Despite only playing two years of high school football, Nicholson is transitioning into what could be a consistent starting role in the Southeastern Conference as just a sophomore at Missouri. Coach Eli Drinkwitz named Nicholson last week as one of the defense’s most impressive standout players throughout fall camp.

He received his SEC initiation in 2019 as a true freshman, when he was called on to start the last five games of the season. Linebacker had been one of Missouri’s strongest position groups with senior Cale Garrett and rising star Nick Bolton playing most snaps, but a pectoral injury knocked Garrett out for the year and sent the Tigers into experimentation mode. They settled on Nicholson as the best backup option, but they were 2-5 without Garrett after a 4-1 start.

“I do feel like I’m more prepared now than I was last season,” Nicholson said. “Got to know the defense better. Got to know my teammates better, their tendencies and stuff. I definitely think that plays a part.”

Now he’ll likely be slotted to start alongside Bolton, who is a consensus preseason All-American. Nicholson is the bigger question mark of the two linebacker spots, but he has proven himself to be a quick learner before.

After he joined Wilcher’s team at Cass Tech before his junior year, Nicholson was placed at outside linebacker next to the team’s best player, DeAndre Square, a senior bound for Missouri’s SEC East rival, Kentucky.

“Devin hadn’t played football, but he played so good that we were able to move DeAndre Square to other spots,” Wilcher said. Nicholson’s skill at the position opened up the defense and gave the team more options to use Square in space. The linebacker tandem became one of the best in Michigan that season, and when Nicholson made his first college start last year, it was a reunion against Square’s Kentucky Wildcats. Square tallied seven tackles. Nicholson finished with six.

The freshman went on to record 24 tackles in his five-game stint, highlighted by his performance against Tennessee with five solo tackles (seven total) and a forced fumble.

“Devin had a huge role last season,” said defensive lineman Darius Robinson, a sophomore from Canton, Michigan, who became close friends with Nicholson when they talked throughout the recruiting process. Nicholson was verbally committed to Eastern Michigan for five months but kept his options open. When Mizzou assistant coach A.J. Ofodile came calling, Wilcher recommended that Nicholson hear him out. Ofodile was a fellow Cass Tech alum who had played for Wilcher and thought Nicholson had been under-recruited.

Within a month, the linebacker was committed to Missouri.

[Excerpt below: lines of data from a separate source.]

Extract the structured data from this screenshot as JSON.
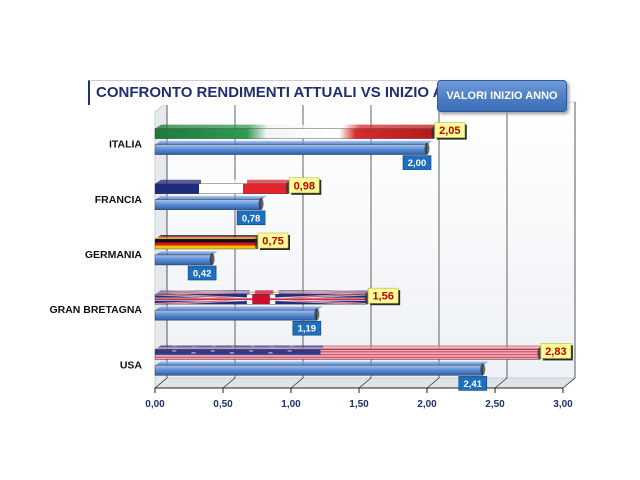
{
  "chart_data": {
    "type": "bar",
    "orientation": "horizontal",
    "title": "CONFRONTO RENDIMENTI ATTUALI VS INIZIO ANNO",
    "legend_label": "VALORI INIZIO ANNO",
    "categories": [
      "ITALIA",
      "FRANCIA",
      "GERMANIA",
      "GRAN BRETAGNA",
      "USA"
    ],
    "series": [
      {
        "values": [
          2.05,
          0.98,
          0.75,
          1.56,
          2.83
        ]
      },
      {
        "name": "VALORI INIZIO ANNO",
        "values": [
          2.0,
          0.78,
          0.42,
          1.19,
          2.41
        ]
      }
    ],
    "value_labels": [
      [
        "2,05",
        "0,98",
        "0,75",
        "1,56",
        "2,83"
      ],
      [
        "2,00",
        "0,78",
        "0,42",
        "1,19",
        "2,41"
      ]
    ],
    "xlim": [
      0,
      3
    ],
    "xticks": [
      "0,00",
      "0,50",
      "1,00",
      "1,50",
      "2,00",
      "2,50",
      "3,00"
    ],
    "grid": true,
    "colors": {
      "title_text": "#1f2f6f",
      "series_bar": "#4a7cc4",
      "series_label_bg": "#1f6fbf",
      "current_label_bg": "#ffff99",
      "current_label_text": "#c00000"
    }
  }
}
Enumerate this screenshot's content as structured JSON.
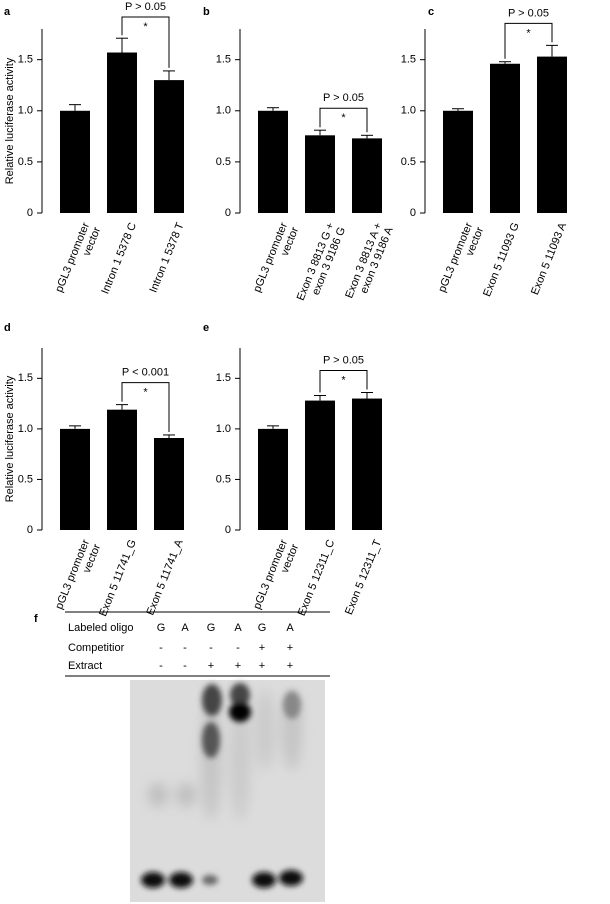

“Now he’s got that real SEC experience,” Robinson said. “Ever since then he’s just elevated his work ethic. On weekends, we’ll always work out together. I can’t wait to see him play this year with all he’s put in.”

The work ethic and determination has always been there — it was the key to learning linebacker so quickly. In high school, Nicholson loathed the idea of being late to a practice, but his mom would often be running behind to drive him where he needed to be. Wilcher got plenty of stressed phone calls from his pupil while he was on his way.

“He was never late,” Wilcher said, laughing, “but his mother was.”

Jamal Brooks, Chad Bailey and Aubrey Miller Jr. are in the mix to earn some snaps at the two linebacker spots as well this season for Missouri, while a third nickelback-like safety hybrid will play in the box sometimes. Ironically, what stands out most is an attribute that can’t be learned: Nicholson’s speed.

“He can run,” Brooks said. “He can fly around. I’m struggling to keep up. I’ve dropped maybe 20 pounds this year trying to keep up. The game’s getting faster, and that’s something that stands out with Devin. He’s going to be able to run you down.”